The meeting of G20 finance ministers and central bankers held in Moscow has issued a statement against competitive currency devaluations in the wake of growing concerns about the development of a “currency war”. However, the words contained in the G20 communiqué issued on Saturday will have virtually no impact on present policies.

The governments and central banks of the major economic powers will continue their own versions of “quantitative easing” (printing money), thereby working to drive down the value of their currency in international markets. The only stipulation from the G20 is that they do not actually say that is what they intend to do.

The finance ministers’ statement reiterated “our commitments to move more rapidly towards more market-determined exchange rate systems and exchange rate flexibility to reflect underlying fundamentals, and avoid persistent exchange rate misalignments.”

It added: “We will refrain from competitive devaluation. We will not target our exchange rates for competitive purposes, will resist all forms of protectionism and keep our markets open.”

The key phrase is “for competitive purposes”. Provided countries say that increasing the money supply through central bank intervention in financial markets is aimed at boosting the domestic economy, then their actions will fall within the G20 guidelines.

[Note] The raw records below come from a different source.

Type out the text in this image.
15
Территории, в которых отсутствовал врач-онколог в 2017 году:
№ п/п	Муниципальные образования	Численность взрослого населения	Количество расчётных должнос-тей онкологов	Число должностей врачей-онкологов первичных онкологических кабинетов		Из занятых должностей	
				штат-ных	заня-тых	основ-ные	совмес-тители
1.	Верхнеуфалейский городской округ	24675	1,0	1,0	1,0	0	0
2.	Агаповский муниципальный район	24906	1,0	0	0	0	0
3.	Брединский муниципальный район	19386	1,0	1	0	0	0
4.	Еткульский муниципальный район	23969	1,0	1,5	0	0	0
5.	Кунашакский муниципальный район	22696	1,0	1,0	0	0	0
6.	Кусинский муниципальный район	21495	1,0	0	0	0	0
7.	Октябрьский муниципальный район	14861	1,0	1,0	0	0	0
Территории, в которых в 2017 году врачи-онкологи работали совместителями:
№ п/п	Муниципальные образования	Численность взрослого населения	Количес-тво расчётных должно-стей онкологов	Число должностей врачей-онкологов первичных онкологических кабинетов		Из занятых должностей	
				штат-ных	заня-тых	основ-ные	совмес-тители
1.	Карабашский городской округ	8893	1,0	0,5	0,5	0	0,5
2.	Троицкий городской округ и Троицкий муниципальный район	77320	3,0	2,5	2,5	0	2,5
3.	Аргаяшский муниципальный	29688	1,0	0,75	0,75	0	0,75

But the inevitable consequence of such action is to weaken the exchange rate of the given national currency in international markets.

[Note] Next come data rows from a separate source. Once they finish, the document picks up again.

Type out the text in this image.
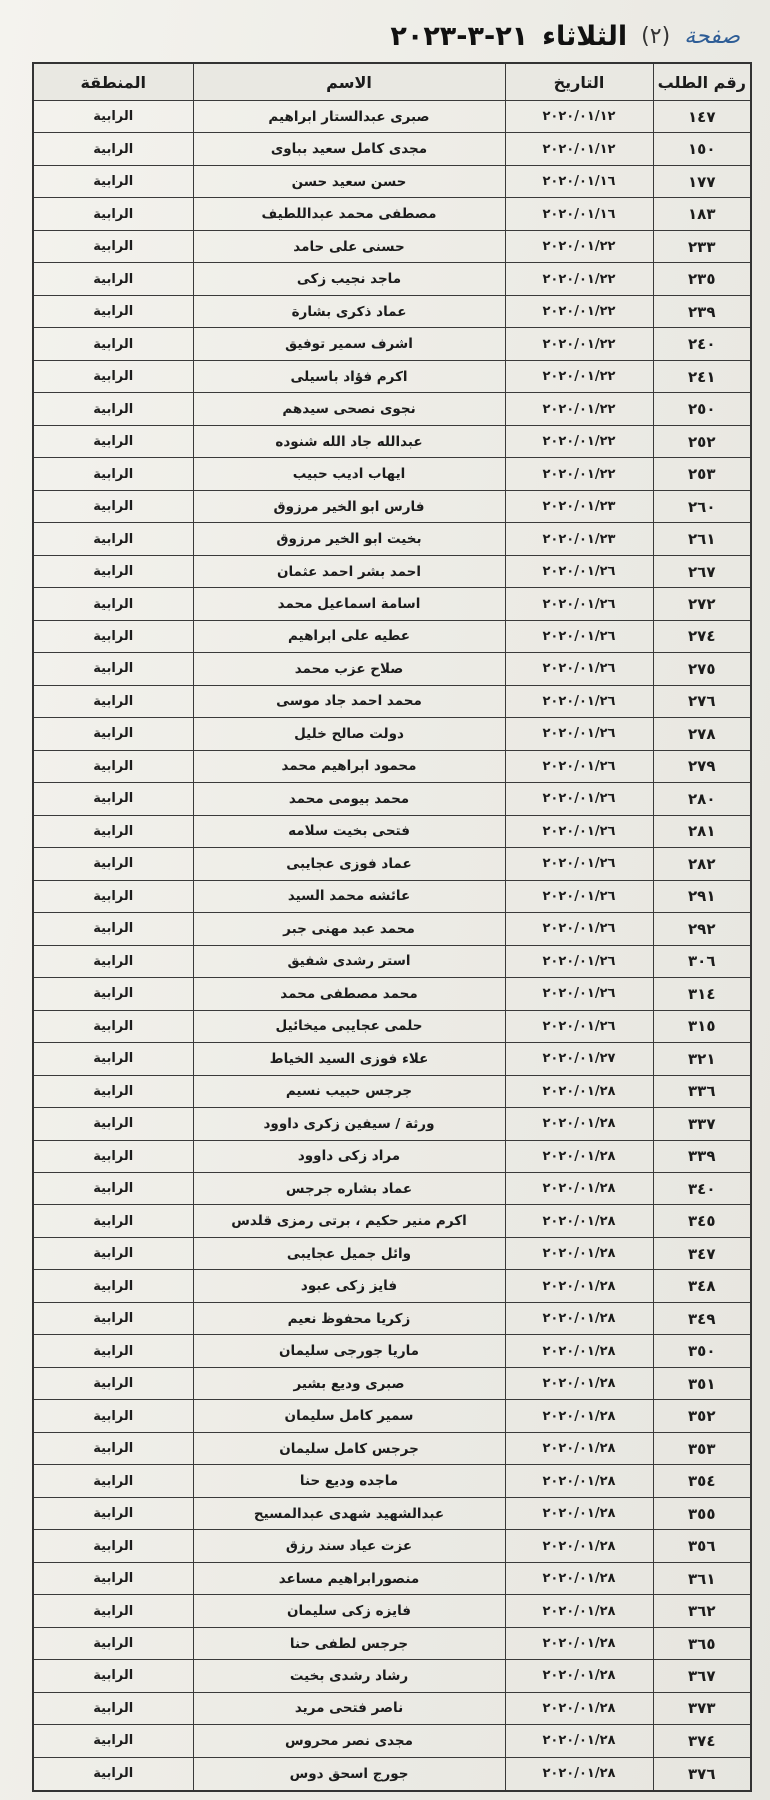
صفحة
(٢)
الثلاثاء
٢١-٣-٢٠٢٣
رقم الطلب	التاريخ	الاسم	المنطقة
١٤٧	٢٠٢٠/٠١/١٢	صبرى عبدالستار ابراهيم	الرابية
١٥٠	٢٠٢٠/٠١/١٢	مجدى كامل سعيد بباوى	الرابية
١٧٧	٢٠٢٠/٠١/١٦	حسن سعيد حسن	الرابية
١٨٣	٢٠٢٠/٠١/١٦	مصطفى محمد عبداللطيف	الرابية
٢٣٣	٢٠٢٠/٠١/٢٢	حسنى على حامد	الرابية
٢٣٥	٢٠٢٠/٠١/٢٢	ماجد نجيب زكى	الرابية
٢٣٩	٢٠٢٠/٠١/٢٢	عماد ذكرى بشارة	الرابية
٢٤٠	٢٠٢٠/٠١/٢٢	اشرف سمير توفيق	الرابية
٢٤١	٢٠٢٠/٠١/٢٢	اكرم فؤاد باسيلى	الرابية
٢٥٠	٢٠٢٠/٠١/٢٢	نجوى نصحى سيدهم	الرابية
٢٥٢	٢٠٢٠/٠١/٢٢	عبدالله جاد الله شنوده	الرابية
٢٥٣	٢٠٢٠/٠١/٢٢	ايهاب اديب حبيب	الرابية
٢٦٠	٢٠٢٠/٠١/٢٣	فارس ابو الخير مرزوق	الرابية
٢٦١	٢٠٢٠/٠١/٢٣	بخيت ابو الخير مرزوق	الرابية
٢٦٧	٢٠٢٠/٠١/٢٦	احمد بشر احمد عثمان	الرابية
٢٧٢	٢٠٢٠/٠١/٢٦	اسامة اسماعيل محمد	الرابية
٢٧٤	٢٠٢٠/٠١/٢٦	عطيه على ابراهيم	الرابية
٢٧٥	٢٠٢٠/٠١/٢٦	صلاح عزب محمد	الرابية
٢٧٦	٢٠٢٠/٠١/٢٦	محمد احمد جاد موسى	الرابية
٢٧٨	٢٠٢٠/٠١/٢٦	دولت صالح خليل	الرابية
٢٧٩	٢٠٢٠/٠١/٢٦	محمود ابراهيم محمد	الرابية
٢٨٠	٢٠٢٠/٠١/٢٦	محمد بيومى محمد	الرابية
٢٨١	٢٠٢٠/٠١/٢٦	فتحى بخيت سلامه	الرابية
٢٨٢	٢٠٢٠/٠١/٢٦	عماد فوزى عجايبى	الرابية
٢٩١	٢٠٢٠/٠١/٢٦	عائشه محمد السيد	الرابية
٢٩٢	٢٠٢٠/٠١/٢٦	محمد عبد مهنى جبر	الرابية
٣٠٦	٢٠٢٠/٠١/٢٦	استر رشدى شفيق	الرابية
٣١٤	٢٠٢٠/٠١/٢٦	محمد مصطفى محمد	الرابية
٣١٥	٢٠٢٠/٠١/٢٦	حلمى عجايبى ميخائيل	الرابية
٣٢١	٢٠٢٠/٠١/٢٧	علاء فوزى السيد الخياط	الرابية
٣٣٦	٢٠٢٠/٠١/٢٨	جرجس حبيب نسيم	الرابية
٣٣٧	٢٠٢٠/٠١/٢٨	ورثة / سيفين زكرى داوود	الرابية
٣٣٩	٢٠٢٠/٠١/٢٨	مراد زكى داوود	الرابية
٣٤٠	٢٠٢٠/٠١/٢٨	عماد بشاره جرجس	الرابية
٣٤٥	٢٠٢٠/٠١/٢٨	اكرم منير حكيم ، برتى رمزى قلدس	الرابية
٣٤٧	٢٠٢٠/٠١/٢٨	وائل جميل عجايبى	الرابية
٣٤٨	٢٠٢٠/٠١/٢٨	فايز زكى عبود	الرابية
٣٤٩	٢٠٢٠/٠١/٢٨	زكريا محفوظ نعيم	الرابية
٣٥٠	٢٠٢٠/٠١/٢٨	ماريا جورجى سليمان	الرابية
٣٥١	٢٠٢٠/٠١/٢٨	صبرى وديع بشير	الرابية
٣٥٢	٢٠٢٠/٠١/٢٨	سمير كامل سليمان	الرابية
٣٥٣	٢٠٢٠/٠١/٢٨	جرجس كامل سليمان	الرابية
٣٥٤	٢٠٢٠/٠١/٢٨	ماجده وديع حنا	الرابية
٣٥٥	٢٠٢٠/٠١/٢٨	عبدالشهيد شهدى عبدالمسيح	الرابية
٣٥٦	٢٠٢٠/٠١/٢٨	عزت عياد سند رزق	الرابية
٣٦١	٢٠٢٠/٠١/٢٨	منصورابراهيم مساعد	الرابية
٣٦٢	٢٠٢٠/٠١/٢٨	فايزه زكى سليمان	الرابية
٣٦٥	٢٠٢٠/٠١/٢٨	جرجس لطفى حنا	الرابية
٣٦٧	٢٠٢٠/٠١/٢٨	رشاد رشدى بخيت	الرابية
٣٧٣	٢٠٢٠/٠١/٢٨	ناصر فتحى مريد	الرابية
٣٧٤	٢٠٢٠/٠١/٢٨	مجدى نصر محروس	الرابية
٣٧٦	٢٠٢٠/٠١/٢٨	جورج اسحق دوس	الرابية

The currency war issue occupied a central place on the G20 agenda in the wake of directives issued by the newly-elected Japanese government to the country’s central bank to boost the money supply in a bid to revive the stagnant economy. As a result, the yen has lost about 7 percent of its value this year.

Japanese ministers and government spokesman have openly talked about the need to bring down the value of the yen. In an interview on the eve of the G20, a close parliamentary ally of Prime Minister Shinzo Abe said it would be “appropriate” for the yen to trade at around 100 to the US dollar, compared to its present level of 93.

The tone for the G20 was set by the G-7 group of major powers, which issued a statement on the eve of the meeting warning against competitive devaluation. This was widely interpreted as being directed against Japan. But the G20 meeting did not want to issue a direct condemnation of Japan, lest this set off a broader conflict.

According to one financial analyst who spoke to Bloomberg, the message from the G20 is that while it will be “harder for the Japanese to talk down the yen … they will let their policies do the talking.”

The underlying cause of the currency conflict, however, is not the latest actions of the Japanese government but the “quantitative easing” program of the US Federal Reserve, which is printing money at the rate of $80 billion a month, or $1 trillion per year, through its bond purchases.

Federal Reserve chairman Ben Bernanke defended the policy at the Moscow meeting, saying that if it succeeded in stimulating domestic demand then “we are helping to strengthen the global economy as well.”

In fact the policy has nothing to do with boosting US economic growth but is aimed at providing ultra cheap money for the major banks as they seek profits through speculative operations on the financial markets. Far from strengthening the world economy, the Fed’s policy is creating growing economic tensions.

Because the dollar is the foundation of the international monetary system, the inevitable consequence of “quantitative easing” is to lower the value of the dollar in relation to other countries. This creates economic difficulties for US rivals both in export markets and in their domestic markets, due to the increased pressure of international competition.

Japan has been among those countries adversely affected. However, its program of lowering the value of the yen has impacted on its competitors, in particular South Korea. The head of South Korea’s central bank has warned that its future growth could be adversely affected.

Before the meeting got underway, stern warnings were issued about the dangers of competitive devaluation. “We refuse to enter into any kind of currency war,” the French finance minister Pierre Moscovici declared.

Britain’s chancellor of the exchequer, George Osborne, took an even stronger line. “Currencies should not be used as a tool of competitive devaluation,” he said. “The world should not make the mistake that it has made in the past of using currencies as the tools of economic warfare.”

However, following Osborne’s remarks, the senior Bank of England policymaker Martin Weale advocated precisely that. In a speech delivered on Saturday, he said that a 25 percent depreciation of the British pound in 2007-2008 had had little impact on boosting exports and that further depreciation was required. “The perhaps most natural means of resolving the problem is for the nominal exchange rate to fall,” Weale said.

The growing divergence between official stated policy and actual practice underscores warnings by Brazilian finance minister Guido Mategna, who first raised the danger of a currency war in 2010. “The currency war has become more explicit now because trade conflicts have become sharper,” he said in an interview. “Countries are trying to devalue their currencies because of falling global trade.”

These mounting problems were expressed in the latest growth figures showing that the US, Japan, Britain, and the eurozone all experienced economic contractions in the fourth quarter of last year. It is the worst result since 2009, the period immediately following the eruption of the global financial crisis.

The G20 meeting held in April 2009 was full of promises of coordinated action to stimulate the world economy. At the Moscow meeting, however, there was barely even pretence that such action would be taken. This was despite the fact that at least one-third of G20 countries are officially in recession. The communiqué simply said that “ambitious reforms and coordinated policies” were the key to achieving strong sustainable growth, without specifying what they might be.